I’ve got another 2 classes which deal with read and writing files, these are.
cBinWriter - easy way to write binary files
cFileStream - simple fstream wrapper

Ok will do that. How much does this impact performance?

Out of curiosity, how do you plan on doing that? Removing the dynamic allocation? Presumably cVAO contains an OpenGL VAO object. If you’re RAII-wrapping it, then you’ll have problems with copying it (unless you are using C++0x move operations, or the horrible std::auto_ptr cheat, the latter of which you should never use).

Anyway, your disk access is your bottleneck; dynamic allocations are meaningless at this point. Don’t worry about it until it starts becoming an actual problem.

cFileStream - simple fstream wrapper

Again, out of curiosity, why did you feel the need to wrap std::fstream? It’s a C++ standard library class; everyone has one.

cVAO vao is located in a cMesh object which is located in a cModel object which means I usually pass cMesh or cModel*, but you right I should just leave it as a pointer.

To my surprise it does run slightly faster if it does not need to dynamically allocate large pieces of memory. It seems to read very fast from the hard drive, but I’m not sure if clock() is not good to measure hard-drive read speeds and causing in-accuracy?

I use it mostly to read and write binary files so it has additional features to speed up the process by making it easier. Although the cBinWriter is a much easier class to use because it allows me to write a binary string to a file or allocating it as dynamic data to use with cBinary so I don’t make use of cFileStream anymore. The reason I have these 3 files to manage binary data is because I did work on a game maker. I had to also write classes that deal with archives which allowed all your game resources to be stored as a single file and without these classes it would have taken my forever to read and write binary files.

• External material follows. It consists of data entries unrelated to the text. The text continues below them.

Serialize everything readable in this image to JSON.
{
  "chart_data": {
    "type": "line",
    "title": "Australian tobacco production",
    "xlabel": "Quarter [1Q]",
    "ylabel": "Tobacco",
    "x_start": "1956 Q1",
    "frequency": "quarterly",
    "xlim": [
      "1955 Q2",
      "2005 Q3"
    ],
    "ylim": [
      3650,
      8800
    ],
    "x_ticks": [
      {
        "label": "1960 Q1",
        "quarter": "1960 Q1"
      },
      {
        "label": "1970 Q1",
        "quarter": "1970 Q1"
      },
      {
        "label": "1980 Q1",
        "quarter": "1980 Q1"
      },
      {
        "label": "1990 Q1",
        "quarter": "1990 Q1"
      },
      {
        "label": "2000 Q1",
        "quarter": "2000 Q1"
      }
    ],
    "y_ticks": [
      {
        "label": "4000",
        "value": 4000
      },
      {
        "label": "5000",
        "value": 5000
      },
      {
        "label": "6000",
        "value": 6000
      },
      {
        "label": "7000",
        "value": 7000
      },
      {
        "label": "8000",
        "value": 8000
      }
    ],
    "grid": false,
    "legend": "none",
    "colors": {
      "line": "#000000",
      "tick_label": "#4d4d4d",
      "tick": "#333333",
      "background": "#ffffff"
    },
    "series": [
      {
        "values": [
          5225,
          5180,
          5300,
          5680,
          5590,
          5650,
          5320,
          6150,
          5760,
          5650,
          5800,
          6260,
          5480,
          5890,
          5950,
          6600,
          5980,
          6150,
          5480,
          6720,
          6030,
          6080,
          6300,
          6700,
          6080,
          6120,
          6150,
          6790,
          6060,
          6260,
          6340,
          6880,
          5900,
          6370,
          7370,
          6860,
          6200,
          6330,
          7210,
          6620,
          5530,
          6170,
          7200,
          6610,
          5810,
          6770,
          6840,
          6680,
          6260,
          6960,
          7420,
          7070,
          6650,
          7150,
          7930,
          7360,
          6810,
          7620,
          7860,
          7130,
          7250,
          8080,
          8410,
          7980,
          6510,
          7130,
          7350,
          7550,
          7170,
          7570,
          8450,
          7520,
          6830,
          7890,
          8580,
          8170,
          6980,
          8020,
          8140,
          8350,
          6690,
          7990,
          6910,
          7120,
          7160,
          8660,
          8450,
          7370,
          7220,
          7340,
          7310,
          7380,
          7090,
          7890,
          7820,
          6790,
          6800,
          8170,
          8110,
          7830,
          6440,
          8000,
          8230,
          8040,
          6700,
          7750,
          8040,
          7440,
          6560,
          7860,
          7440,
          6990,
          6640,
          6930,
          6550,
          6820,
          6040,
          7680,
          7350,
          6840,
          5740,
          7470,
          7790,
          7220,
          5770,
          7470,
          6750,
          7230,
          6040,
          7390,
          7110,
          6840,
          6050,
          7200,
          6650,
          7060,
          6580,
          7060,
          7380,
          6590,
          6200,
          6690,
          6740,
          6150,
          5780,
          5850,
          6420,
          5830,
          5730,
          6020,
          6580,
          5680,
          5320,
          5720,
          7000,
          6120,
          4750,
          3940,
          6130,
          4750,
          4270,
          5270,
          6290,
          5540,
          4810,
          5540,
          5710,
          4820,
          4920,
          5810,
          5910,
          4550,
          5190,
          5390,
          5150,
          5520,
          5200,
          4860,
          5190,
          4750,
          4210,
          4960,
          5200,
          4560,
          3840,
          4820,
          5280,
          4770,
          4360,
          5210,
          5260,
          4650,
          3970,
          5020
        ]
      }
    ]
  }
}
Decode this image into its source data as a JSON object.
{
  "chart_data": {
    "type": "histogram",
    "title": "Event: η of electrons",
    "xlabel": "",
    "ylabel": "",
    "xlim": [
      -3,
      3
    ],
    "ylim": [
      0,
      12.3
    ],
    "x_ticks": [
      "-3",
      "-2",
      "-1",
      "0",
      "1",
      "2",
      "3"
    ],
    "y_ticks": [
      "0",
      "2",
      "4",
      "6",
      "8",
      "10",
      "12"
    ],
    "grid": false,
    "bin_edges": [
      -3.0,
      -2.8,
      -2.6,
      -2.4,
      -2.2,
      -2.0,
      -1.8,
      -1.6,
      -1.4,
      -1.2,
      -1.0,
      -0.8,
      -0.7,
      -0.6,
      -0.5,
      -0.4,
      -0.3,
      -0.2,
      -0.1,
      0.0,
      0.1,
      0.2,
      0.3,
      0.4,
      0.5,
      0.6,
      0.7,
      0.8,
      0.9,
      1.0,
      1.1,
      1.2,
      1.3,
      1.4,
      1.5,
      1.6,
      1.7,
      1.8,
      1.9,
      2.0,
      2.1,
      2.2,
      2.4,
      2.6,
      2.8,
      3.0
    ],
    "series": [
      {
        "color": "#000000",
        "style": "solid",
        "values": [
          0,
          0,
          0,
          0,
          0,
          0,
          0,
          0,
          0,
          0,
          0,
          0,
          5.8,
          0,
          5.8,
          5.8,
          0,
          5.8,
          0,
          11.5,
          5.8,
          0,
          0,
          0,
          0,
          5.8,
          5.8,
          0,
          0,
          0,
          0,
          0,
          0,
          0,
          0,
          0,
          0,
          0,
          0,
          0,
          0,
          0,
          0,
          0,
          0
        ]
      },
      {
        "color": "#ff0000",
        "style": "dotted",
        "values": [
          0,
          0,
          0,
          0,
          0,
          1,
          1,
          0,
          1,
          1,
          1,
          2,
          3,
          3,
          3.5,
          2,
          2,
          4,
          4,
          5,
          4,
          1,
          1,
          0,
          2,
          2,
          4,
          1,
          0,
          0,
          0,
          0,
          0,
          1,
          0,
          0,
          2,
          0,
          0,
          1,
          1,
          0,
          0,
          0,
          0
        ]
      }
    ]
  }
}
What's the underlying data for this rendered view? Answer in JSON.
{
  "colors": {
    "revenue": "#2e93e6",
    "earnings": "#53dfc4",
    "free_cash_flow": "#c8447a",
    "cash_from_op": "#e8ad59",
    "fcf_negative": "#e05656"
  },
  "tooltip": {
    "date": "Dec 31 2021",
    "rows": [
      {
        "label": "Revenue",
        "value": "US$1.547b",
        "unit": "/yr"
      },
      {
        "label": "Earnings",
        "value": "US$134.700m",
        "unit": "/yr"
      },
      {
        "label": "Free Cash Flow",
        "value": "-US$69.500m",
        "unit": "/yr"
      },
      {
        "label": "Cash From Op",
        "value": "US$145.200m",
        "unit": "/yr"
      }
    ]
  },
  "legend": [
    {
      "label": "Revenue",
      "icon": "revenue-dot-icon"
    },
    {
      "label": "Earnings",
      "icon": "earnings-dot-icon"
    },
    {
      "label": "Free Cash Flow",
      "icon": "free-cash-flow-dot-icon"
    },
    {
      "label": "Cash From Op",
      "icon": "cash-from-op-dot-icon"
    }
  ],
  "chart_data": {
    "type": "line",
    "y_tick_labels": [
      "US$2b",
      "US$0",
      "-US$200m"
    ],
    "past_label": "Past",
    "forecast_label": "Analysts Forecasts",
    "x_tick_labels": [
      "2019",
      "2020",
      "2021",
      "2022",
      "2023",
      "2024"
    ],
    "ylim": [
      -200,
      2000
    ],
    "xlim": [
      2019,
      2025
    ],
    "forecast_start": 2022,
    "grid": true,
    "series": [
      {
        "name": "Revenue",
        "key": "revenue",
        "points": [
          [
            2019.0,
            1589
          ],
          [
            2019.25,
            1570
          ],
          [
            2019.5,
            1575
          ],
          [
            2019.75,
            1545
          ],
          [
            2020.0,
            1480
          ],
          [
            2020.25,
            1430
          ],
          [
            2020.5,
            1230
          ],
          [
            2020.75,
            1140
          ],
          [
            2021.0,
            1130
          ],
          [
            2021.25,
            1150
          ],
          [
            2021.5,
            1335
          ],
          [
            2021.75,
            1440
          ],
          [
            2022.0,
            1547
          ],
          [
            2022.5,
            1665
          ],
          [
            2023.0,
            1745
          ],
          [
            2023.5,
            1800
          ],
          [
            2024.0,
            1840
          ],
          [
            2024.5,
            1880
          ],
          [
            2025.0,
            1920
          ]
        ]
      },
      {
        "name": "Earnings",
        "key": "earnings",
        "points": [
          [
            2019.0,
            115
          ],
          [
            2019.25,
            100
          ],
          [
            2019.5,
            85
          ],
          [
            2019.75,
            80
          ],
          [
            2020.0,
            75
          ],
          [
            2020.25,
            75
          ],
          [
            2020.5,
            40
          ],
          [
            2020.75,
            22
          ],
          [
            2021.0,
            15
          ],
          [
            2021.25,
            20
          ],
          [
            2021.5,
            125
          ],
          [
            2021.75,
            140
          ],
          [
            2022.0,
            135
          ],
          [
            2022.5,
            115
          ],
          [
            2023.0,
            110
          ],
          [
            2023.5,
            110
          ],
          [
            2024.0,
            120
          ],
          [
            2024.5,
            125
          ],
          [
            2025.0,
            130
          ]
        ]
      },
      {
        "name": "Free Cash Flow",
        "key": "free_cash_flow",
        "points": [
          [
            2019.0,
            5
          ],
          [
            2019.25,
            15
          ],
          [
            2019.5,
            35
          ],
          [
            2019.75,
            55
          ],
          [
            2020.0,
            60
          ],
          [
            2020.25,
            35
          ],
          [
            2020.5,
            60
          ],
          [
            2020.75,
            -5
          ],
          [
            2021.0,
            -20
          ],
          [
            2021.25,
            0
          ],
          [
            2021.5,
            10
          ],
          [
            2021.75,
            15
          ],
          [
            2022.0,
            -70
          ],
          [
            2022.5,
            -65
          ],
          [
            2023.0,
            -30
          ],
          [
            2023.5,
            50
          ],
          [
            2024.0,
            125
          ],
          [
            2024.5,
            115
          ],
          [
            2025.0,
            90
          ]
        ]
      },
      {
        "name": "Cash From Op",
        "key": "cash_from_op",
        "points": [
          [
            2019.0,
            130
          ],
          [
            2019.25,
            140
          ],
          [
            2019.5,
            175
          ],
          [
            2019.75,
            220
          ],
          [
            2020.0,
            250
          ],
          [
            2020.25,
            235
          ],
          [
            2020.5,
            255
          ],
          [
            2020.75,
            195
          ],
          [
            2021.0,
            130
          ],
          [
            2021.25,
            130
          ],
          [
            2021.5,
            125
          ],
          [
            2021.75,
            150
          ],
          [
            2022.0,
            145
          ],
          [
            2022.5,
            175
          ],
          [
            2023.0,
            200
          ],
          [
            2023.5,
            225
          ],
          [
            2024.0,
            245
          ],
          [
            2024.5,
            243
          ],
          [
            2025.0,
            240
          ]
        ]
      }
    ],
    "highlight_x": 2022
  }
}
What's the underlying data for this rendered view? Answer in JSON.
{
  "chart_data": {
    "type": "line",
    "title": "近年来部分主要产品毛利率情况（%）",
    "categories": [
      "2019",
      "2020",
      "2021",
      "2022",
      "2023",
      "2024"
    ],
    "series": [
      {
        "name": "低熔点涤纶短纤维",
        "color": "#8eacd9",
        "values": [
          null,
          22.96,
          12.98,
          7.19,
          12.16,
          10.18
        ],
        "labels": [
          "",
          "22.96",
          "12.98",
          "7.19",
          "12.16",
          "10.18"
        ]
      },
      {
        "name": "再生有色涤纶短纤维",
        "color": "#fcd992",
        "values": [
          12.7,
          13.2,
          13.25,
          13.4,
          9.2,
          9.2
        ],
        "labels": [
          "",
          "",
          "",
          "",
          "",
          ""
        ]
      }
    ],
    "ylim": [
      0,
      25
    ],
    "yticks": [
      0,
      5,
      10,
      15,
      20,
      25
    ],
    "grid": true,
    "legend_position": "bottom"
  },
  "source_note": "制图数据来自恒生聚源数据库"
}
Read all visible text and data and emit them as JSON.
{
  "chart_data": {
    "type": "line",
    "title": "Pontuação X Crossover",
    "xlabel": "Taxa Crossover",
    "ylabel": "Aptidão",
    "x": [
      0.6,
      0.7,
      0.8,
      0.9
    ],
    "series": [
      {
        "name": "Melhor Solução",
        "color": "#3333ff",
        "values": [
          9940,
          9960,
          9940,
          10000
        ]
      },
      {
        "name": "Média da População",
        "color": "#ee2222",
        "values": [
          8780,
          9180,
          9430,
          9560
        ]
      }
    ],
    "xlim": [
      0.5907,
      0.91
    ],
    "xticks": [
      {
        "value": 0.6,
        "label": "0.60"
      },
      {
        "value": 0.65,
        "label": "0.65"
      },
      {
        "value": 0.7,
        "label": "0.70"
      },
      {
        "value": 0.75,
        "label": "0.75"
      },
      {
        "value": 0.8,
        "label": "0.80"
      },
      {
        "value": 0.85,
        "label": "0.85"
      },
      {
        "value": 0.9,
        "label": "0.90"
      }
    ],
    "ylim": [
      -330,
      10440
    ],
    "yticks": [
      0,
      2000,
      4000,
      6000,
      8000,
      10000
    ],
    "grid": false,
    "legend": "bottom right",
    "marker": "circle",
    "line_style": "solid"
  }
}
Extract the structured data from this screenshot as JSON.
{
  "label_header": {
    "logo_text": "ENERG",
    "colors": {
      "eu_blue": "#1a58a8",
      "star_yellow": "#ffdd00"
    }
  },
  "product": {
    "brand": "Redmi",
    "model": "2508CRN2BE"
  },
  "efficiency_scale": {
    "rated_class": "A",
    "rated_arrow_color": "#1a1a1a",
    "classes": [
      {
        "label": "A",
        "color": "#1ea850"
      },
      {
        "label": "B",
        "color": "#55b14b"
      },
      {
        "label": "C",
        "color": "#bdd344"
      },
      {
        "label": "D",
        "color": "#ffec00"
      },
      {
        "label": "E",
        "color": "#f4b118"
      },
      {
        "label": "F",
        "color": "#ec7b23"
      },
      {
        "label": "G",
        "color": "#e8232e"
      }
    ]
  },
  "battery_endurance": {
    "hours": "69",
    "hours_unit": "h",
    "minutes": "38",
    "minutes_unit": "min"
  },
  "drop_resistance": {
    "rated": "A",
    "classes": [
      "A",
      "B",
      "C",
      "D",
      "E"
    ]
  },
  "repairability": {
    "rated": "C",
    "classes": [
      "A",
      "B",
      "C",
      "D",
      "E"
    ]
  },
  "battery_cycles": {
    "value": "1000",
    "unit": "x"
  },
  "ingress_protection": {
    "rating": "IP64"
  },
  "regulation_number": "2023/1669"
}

It’s a general rule with disk access and memory allocations that “lots of small accesses/allocations perform extremely poorly, very few large allocations/accesses perform well” (or at least as close to optimal as possible given the circumstances).

So if you’re reading files you’ll do better if you read the entire file into memory in one big chunk, then parse what you need out of the in-memory copy. If you’re allocating objects in memory you’ll do better if you allocate one huge chunk of memory (a virtual memory API is really useful here) and draw down from that as required.

A lot of the OO/C++ stuff can hide this behind various abstractions so you need to be sure that you know what the classes you’re using are doing behind the scenes before you make the decision to use them.

You’re never going to get 100% optimal performance on either, and the best you can do is choose what works best for you given your circumstances, constraints, and which bunch of tradeoffs are least objectionable to you.